Programmpunkt

08:45

Titel: Increasing magnesium overcomes cytoskeleton storage lesions in cold stored platelet concentrates
ID: VS-17-2
Art: Abstractvortrag
Redezeit: 10 + 5 min
Session:
Blut- und Zellprodukte: neue Verfahren und Strategien
VS-17

Referent: Konstanze Aurich (Greifswald)


Abstract - Text

Offenlegung Interessenkonflikt:

no conflict of interest

Methods

Pooled PC were made from 4 buffy coats of whole blood donors and SSP+ (Maco Pharma), stored for 7 days at room temperature (RT) or at 4°C. Magnesium sulfate was added to cold stored PC in a concentration from 0-8 mM. Platelets from differently stored PC underwent platelet function testing determined as hypotonic shock response (HSR), aggregation ability by light transmission aggregometry (inductors collagen, TRAP6) and measuring the CD62P experession. To evaluate the Mg2+ impact on platelet cytoskeleton we analyzed the mechanical deformability of platelets by real-time deformability cytometry (RT-DC), a method for biomechanical cell characterization. Finally, we determined the integrity of β-tubulin by immunofluorescence microscopy.

Results

HSR as an in vitro indicator of in vivo platelet integrity was reduced in cold stored platelets, but normal in cold stored platelets at 8 mM Mg2+ (day 1: RT 56.4±29.3% vs 4 °C 45.6±11.4% vs 4 °C+8mM Mg2+ 55.2±11.2%). CD62P expression and platelet aggregation response were similar between RT or 4°C stored platelets (p>0.05), higher Mg2+ concentrations had no impact. Conversely, cell deformability was strongly affected by cold storage and normalized by Mg2+ addition (day 1: RT 0.120±0.039 vs 4 °C 0.095±0.041 vs 4°C + 8mM Mg2+ 0.119±0.046). The same applied to β-tubulin: Storing platelets at 4 °C induces disorganization of tubulin. Additional Mg2+ prevents tubulin depolymerization dose dependently with strongest effects > 6mM Mg2+ (Fig.1).

Background

Cold storage of platelet concentrates (PC) has become attractive due to the reduced risk of bacterial proliferation, but in vivo circulation time of cold stored platelets is reduced.
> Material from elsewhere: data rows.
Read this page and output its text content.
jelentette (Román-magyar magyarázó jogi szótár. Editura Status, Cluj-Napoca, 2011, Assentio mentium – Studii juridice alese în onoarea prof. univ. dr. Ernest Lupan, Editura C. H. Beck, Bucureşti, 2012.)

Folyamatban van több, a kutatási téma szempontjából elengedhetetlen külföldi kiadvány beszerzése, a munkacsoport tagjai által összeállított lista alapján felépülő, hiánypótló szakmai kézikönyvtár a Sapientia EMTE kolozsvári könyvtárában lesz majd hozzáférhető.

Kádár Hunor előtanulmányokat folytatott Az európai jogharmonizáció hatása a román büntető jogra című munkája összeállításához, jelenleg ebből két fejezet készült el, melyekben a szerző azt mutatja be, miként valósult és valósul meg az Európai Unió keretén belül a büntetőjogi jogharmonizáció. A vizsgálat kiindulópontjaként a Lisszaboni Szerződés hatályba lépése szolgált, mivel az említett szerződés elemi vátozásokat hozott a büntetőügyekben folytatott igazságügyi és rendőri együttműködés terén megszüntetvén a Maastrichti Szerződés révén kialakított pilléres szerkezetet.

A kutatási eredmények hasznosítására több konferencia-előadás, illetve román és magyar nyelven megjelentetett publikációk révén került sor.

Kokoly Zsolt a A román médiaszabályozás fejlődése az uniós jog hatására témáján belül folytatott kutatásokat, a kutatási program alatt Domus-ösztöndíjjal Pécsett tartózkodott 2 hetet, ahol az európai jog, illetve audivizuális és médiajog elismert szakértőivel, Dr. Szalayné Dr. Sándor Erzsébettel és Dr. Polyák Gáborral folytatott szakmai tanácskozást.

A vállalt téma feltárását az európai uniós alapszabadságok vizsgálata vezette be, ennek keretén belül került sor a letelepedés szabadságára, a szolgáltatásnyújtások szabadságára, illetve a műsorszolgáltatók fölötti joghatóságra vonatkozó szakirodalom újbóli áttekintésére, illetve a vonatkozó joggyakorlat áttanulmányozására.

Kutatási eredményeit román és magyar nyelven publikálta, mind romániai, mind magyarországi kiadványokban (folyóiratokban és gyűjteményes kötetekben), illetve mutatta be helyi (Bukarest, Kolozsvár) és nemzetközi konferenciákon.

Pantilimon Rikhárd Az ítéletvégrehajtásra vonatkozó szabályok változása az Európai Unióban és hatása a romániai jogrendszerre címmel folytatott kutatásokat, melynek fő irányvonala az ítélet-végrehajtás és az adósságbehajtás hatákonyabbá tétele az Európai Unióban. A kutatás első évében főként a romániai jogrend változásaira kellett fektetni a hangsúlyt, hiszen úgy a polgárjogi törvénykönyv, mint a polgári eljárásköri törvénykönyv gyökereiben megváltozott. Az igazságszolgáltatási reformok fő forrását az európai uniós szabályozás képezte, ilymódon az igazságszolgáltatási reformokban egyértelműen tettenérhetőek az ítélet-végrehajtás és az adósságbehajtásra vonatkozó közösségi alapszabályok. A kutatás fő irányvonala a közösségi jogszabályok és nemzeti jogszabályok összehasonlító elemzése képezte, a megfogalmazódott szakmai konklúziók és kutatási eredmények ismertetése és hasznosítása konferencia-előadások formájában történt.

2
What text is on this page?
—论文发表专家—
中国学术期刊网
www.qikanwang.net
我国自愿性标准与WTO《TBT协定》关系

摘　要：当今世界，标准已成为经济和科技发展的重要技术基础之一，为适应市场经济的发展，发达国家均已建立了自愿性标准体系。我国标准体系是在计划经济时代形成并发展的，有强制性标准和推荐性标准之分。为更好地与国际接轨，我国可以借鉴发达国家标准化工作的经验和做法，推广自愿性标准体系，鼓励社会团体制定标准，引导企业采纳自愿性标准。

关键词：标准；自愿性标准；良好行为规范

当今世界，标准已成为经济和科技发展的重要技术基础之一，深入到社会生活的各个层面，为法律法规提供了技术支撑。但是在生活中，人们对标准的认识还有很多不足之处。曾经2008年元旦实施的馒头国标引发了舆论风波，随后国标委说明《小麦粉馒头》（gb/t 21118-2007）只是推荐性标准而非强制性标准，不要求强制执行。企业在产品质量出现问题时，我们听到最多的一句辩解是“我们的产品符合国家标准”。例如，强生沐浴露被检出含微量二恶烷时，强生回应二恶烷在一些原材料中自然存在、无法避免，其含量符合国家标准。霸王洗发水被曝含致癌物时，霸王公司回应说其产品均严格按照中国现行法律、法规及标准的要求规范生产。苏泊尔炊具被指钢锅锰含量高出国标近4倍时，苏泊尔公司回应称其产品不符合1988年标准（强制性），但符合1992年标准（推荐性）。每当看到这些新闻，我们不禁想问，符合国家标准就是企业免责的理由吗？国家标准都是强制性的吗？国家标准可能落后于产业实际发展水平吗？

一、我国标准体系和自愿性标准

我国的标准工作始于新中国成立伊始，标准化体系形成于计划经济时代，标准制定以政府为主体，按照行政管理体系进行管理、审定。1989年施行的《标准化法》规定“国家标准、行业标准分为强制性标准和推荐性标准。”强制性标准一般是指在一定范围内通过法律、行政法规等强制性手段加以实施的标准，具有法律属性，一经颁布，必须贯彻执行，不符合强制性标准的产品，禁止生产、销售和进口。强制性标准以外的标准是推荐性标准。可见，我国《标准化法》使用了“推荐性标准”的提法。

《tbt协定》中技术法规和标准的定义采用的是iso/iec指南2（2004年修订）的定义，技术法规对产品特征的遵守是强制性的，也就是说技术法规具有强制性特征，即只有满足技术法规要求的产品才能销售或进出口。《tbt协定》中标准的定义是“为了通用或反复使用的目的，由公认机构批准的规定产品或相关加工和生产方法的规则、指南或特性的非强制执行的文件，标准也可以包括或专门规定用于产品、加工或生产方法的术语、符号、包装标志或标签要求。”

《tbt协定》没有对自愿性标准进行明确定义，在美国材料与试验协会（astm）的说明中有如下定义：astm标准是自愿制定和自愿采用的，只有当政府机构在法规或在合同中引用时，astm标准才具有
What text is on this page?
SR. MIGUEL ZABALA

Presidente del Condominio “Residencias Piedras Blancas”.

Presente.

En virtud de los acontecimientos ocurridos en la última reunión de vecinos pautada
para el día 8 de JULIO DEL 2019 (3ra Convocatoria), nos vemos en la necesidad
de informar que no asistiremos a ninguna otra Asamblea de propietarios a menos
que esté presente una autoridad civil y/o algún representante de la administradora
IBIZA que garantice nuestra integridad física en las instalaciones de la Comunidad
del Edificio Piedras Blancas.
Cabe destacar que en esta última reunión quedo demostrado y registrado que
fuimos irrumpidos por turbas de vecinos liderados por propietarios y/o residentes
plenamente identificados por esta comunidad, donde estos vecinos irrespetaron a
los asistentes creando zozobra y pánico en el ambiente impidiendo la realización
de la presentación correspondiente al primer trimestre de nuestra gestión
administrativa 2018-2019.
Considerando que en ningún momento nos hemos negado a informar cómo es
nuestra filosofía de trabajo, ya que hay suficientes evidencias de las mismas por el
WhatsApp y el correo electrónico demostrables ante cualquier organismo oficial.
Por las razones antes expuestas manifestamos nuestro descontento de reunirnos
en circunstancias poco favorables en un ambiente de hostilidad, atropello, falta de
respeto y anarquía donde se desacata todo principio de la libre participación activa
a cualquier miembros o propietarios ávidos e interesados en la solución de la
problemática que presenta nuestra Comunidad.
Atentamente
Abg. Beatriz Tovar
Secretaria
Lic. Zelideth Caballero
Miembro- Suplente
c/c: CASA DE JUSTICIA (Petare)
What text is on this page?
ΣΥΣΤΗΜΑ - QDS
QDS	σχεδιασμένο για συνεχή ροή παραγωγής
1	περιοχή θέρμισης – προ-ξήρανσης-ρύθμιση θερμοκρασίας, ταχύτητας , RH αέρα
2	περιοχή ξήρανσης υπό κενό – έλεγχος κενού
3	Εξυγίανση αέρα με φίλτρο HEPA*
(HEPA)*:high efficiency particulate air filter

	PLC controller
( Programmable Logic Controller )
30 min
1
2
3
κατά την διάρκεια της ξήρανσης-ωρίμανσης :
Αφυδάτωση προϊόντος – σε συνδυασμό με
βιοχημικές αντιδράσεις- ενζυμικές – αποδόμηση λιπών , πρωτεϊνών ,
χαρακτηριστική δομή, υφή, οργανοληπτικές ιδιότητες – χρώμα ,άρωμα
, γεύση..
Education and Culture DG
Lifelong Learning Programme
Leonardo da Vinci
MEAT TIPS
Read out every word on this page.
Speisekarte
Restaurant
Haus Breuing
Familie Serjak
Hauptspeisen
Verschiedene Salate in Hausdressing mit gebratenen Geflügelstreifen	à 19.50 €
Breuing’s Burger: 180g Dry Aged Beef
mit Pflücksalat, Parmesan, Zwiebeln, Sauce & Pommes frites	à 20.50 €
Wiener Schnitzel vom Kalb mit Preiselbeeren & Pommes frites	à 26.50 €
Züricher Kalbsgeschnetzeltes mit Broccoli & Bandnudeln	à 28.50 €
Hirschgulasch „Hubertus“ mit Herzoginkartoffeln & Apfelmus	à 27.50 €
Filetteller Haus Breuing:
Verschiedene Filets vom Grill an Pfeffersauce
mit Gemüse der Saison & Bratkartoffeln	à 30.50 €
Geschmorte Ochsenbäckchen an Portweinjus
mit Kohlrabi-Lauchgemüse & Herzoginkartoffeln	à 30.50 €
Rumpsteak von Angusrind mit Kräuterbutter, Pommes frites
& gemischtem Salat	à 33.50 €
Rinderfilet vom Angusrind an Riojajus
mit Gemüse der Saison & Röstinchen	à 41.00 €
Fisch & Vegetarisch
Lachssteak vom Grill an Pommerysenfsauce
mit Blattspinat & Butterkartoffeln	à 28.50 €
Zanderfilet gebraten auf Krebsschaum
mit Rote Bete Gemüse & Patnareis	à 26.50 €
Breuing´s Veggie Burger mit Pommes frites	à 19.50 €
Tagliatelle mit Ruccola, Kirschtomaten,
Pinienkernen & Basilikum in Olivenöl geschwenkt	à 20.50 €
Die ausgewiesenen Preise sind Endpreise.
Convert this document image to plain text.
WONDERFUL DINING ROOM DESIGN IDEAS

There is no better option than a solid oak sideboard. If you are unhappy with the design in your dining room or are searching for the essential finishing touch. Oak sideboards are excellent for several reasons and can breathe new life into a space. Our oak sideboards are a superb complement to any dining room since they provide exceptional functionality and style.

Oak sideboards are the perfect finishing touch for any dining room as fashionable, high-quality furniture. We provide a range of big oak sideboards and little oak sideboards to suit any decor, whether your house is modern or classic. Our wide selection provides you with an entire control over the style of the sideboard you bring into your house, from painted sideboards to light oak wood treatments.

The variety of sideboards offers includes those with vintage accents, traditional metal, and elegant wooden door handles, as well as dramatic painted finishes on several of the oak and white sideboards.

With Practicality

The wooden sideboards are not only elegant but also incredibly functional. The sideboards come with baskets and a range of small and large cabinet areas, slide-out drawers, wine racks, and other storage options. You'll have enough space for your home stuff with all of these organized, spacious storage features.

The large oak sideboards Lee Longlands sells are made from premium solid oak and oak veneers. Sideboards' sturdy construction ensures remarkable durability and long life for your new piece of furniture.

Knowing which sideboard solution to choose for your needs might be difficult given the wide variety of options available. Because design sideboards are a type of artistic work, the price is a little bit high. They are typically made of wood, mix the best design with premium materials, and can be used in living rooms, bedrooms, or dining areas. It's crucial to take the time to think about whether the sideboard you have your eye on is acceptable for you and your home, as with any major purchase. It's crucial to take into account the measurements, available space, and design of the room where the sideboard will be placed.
Ca2+ release from storage organelles and higher activity of Ca2+ pumps at temperatures <15°C trigger cytoskeleton restructuring processes. This is suppressed by Mg2+ addition, avoiding a shift in Ca2+ hemostasis and cytoskeletal alterations. We report on the impact of additional Mg2+ on platelet cytoskeleton.

Conclusion

Increasing Mg2+ up to 8 mM in platelet additive solution counteracts 4 °C storage lesions in platelets and maintains platelet cytoskeleton structure and biomechanical properties comparable to RT stored platelets.